LBFS exploits commonality to save bandwidth

### Key ideas:

- chunkifying files
- rabin fingerprints per chunk  (overlapping 48-byte regions?)
- SHA1 hash of chunks delineated by finger prints
- server chunk database
- done first by!!!!

### Usage:

![](lbfsMsgs.png)


### Issues:
- small chunks (use min)
- big chunks (use max)


### Implications? 
- commonality in related files
- commonality in unrelated files? Not so much.
- deduplication of duplicated files detected by simpler fixed-size
- MS Single Instance Storage (SIS) was introduced with the Remote
  Installation Services feature of Windows 2000 Server.

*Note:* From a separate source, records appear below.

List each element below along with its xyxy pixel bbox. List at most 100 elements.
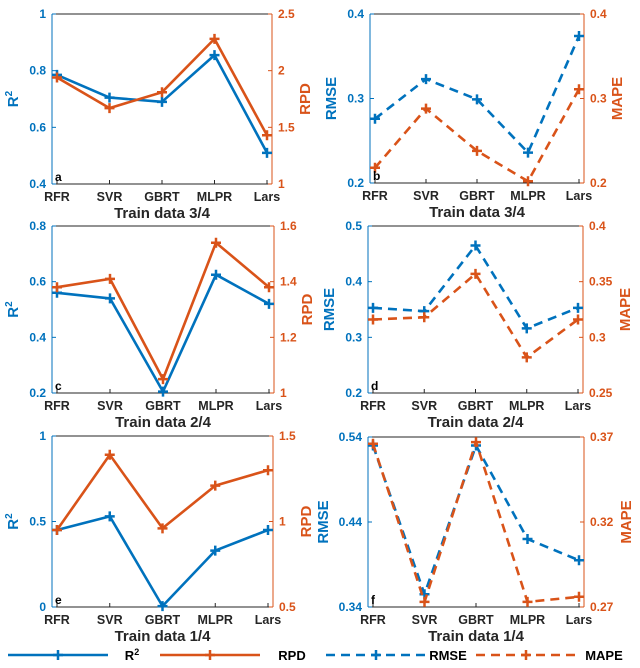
data-point-rmse: [521, 323, 532, 334]
data-point-rmse: [573, 302, 583, 313]
data-point-rpd: [52, 282, 62, 293]
right-y-tick-label: 1: [279, 515, 286, 529]
x-tick-label: SVR: [97, 613, 123, 627]
left-y-tick-label: 0.44: [339, 515, 363, 529]
x-tick-label: SVR: [97, 190, 123, 204]
data-point-r2: [262, 147, 272, 158]
data-point-rpd: [264, 282, 274, 293]
left-y-tick-label: 0.54: [339, 430, 363, 444]
data-point-rpd: [158, 374, 168, 385]
right-y-tick-label: 1.5: [278, 120, 295, 134]
left-y-axis-label-superscript: 2: [4, 301, 15, 307]
data-point-mape: [523, 176, 533, 187]
left-y-tick-label: 0.4: [345, 275, 362, 289]
left-y-axis-label-superscript: 2: [4, 90, 15, 96]
data-point-r2: [210, 545, 221, 556]
legend-item-r2: R2: [8, 647, 139, 663]
x-tick-label: Lars: [566, 613, 592, 627]
legend: R2 RPD RMSE MAPE: [8, 647, 623, 663]
data-point-rpd: [52, 525, 62, 536]
x-tick-label: MLPR: [510, 189, 545, 203]
series-line-mape: [374, 88, 581, 183]
right-y-tick-label: 0.4: [590, 7, 607, 21]
data-point-rpd: [209, 33, 220, 44]
data-point-mape: [521, 352, 532, 363]
left-y-axis-label: R2: [4, 90, 22, 107]
data-point-mape: [522, 596, 533, 607]
x-tick-label: SVR: [413, 189, 439, 203]
x-tick-label: GBRT: [145, 613, 181, 627]
data-point-r2: [158, 386, 168, 397]
data-point-rpd: [52, 72, 62, 83]
x-tick-label: Lars: [255, 613, 281, 627]
data-point-rpd: [157, 523, 168, 534]
right-y-tick-label: 0.27: [590, 600, 614, 614]
x-tick-label: Lars: [256, 399, 282, 413]
x-tick-label: RFR: [360, 399, 386, 413]
left-y-axis-label: RMSE: [323, 77, 340, 120]
left-y-axis-label: R2: [4, 301, 22, 318]
right-y-axis-label: MAPE: [617, 288, 634, 331]
left-y-tick-label: 1: [39, 429, 46, 443]
data-point-mape: [471, 437, 481, 448]
right-y-tick-label: 1: [278, 177, 285, 191]
panel-letter-label: b: [373, 169, 380, 183]
series-line-rpd: [56, 37, 269, 136]
x-tick-label: Lars: [254, 190, 280, 204]
data-point-r2: [157, 601, 168, 612]
data-point-rmse: [574, 30, 584, 41]
data-point-r2: [263, 525, 273, 536]
left-y-tick-label: 0.2: [345, 386, 362, 400]
data-point-r2: [105, 293, 115, 304]
right-y-axis-label: MAPE: [609, 77, 626, 120]
left-y-axis-label: RMSE: [321, 288, 338, 331]
data-point-rpd: [263, 465, 273, 476]
data-point-rmse: [470, 240, 481, 251]
right-y-axis-label: MAPE: [618, 500, 635, 543]
x-tick-label: SVR: [97, 399, 123, 413]
legend-marker: [521, 650, 531, 660]
right-y-tick-label: 2.5: [278, 7, 295, 21]
left-y-tick-label: 0.8: [29, 219, 46, 233]
series-line-mape: [372, 272, 579, 359]
right-y-tick-label: 1.2: [280, 330, 297, 344]
data-point-mape: [574, 84, 584, 95]
x-axis-title: Train data 2/4: [115, 414, 212, 431]
data-point-mape: [419, 596, 430, 607]
legend-marker: [371, 650, 381, 660]
data-point-rmse: [523, 147, 533, 158]
right-y-tick-label: 0.35: [589, 275, 613, 289]
x-tick-label: RFR: [44, 399, 70, 413]
legend-item-rpd: RPD: [160, 648, 306, 663]
data-point-r2: [104, 511, 115, 522]
series-line-rmse: [371, 444, 580, 596]
chart-panel-c: 0.2 0.4 0.6 0.8 1 1.2 1.4 1.6 RFR SVR GBRT MLPR Lars…: [4, 219, 316, 431]
left-y-tick-label: 0.3: [345, 330, 362, 344]
left-y-tick-label: 0.4: [29, 330, 46, 344]
series-line-mape: [371, 440, 580, 604]
left-y-axis-label: R2: [4, 513, 22, 530]
right-y-tick-label: 0.4: [589, 219, 606, 233]
x-tick-label: GBRT: [458, 613, 494, 627]
panel-letter-label: f: [371, 593, 376, 607]
right-y-tick-label: 1.5: [279, 429, 296, 443]
x-tick-label: MLPR: [198, 399, 233, 413]
right-y-tick-label: 1.4: [280, 275, 297, 289]
left-y-tick-label: 0.5: [345, 219, 362, 233]
data-point-rpd: [157, 87, 167, 98]
chart-panel-a: 0.4 0.6 0.8 1 1 1.5 2 2.5 RFR SVR GBRT MLPR Lars R2 RP…: [4, 7, 314, 222]
panel-letter-label: d: [371, 379, 378, 393]
data-point-rpd: [211, 237, 221, 248]
legend-item-mape: MAPE: [476, 648, 623, 663]
x-tick-label: RFR: [44, 190, 70, 204]
legend-label-superscript: 2: [134, 647, 139, 657]
left-y-tick-label: 0.5: [29, 515, 46, 529]
data-point-r2: [211, 269, 221, 280]
x-tick-label: RFR: [44, 613, 70, 627]
legend-item-rmse: RMSE: [326, 648, 467, 663]
data-point-mape: [368, 438, 378, 449]
data-point-mape: [472, 145, 482, 156]
data-point-rmse: [368, 302, 378, 313]
right-y-tick-label: 0.3: [590, 92, 607, 106]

A typical
  server might hold ten or more unique installation configurations
  (perhaps with different drivers or software suites) but perhaps only
  20% of the data may be unique between configurations
- block checks
- close-to-open consistency
- file "recipes"
    - metadata
    - ordered list of SHA1 hashes

### Why are we not all using this paper?
    
### Comments:
- why not rsync?  (two files)
    - but isn't that enough?
- consistency
- leases
- if I entered a word in the first chunk of a file, would that offset the whole file and change the hash value of every chunk? 
- did some of the techniques and concepts they introduced, get implemented in subversion (rsync 2-file stuff)
- could reduce all files stored within the file system to a series of hashes
- forcing the bounds to be at certain positions will lead to the same shifting problems in some file positions.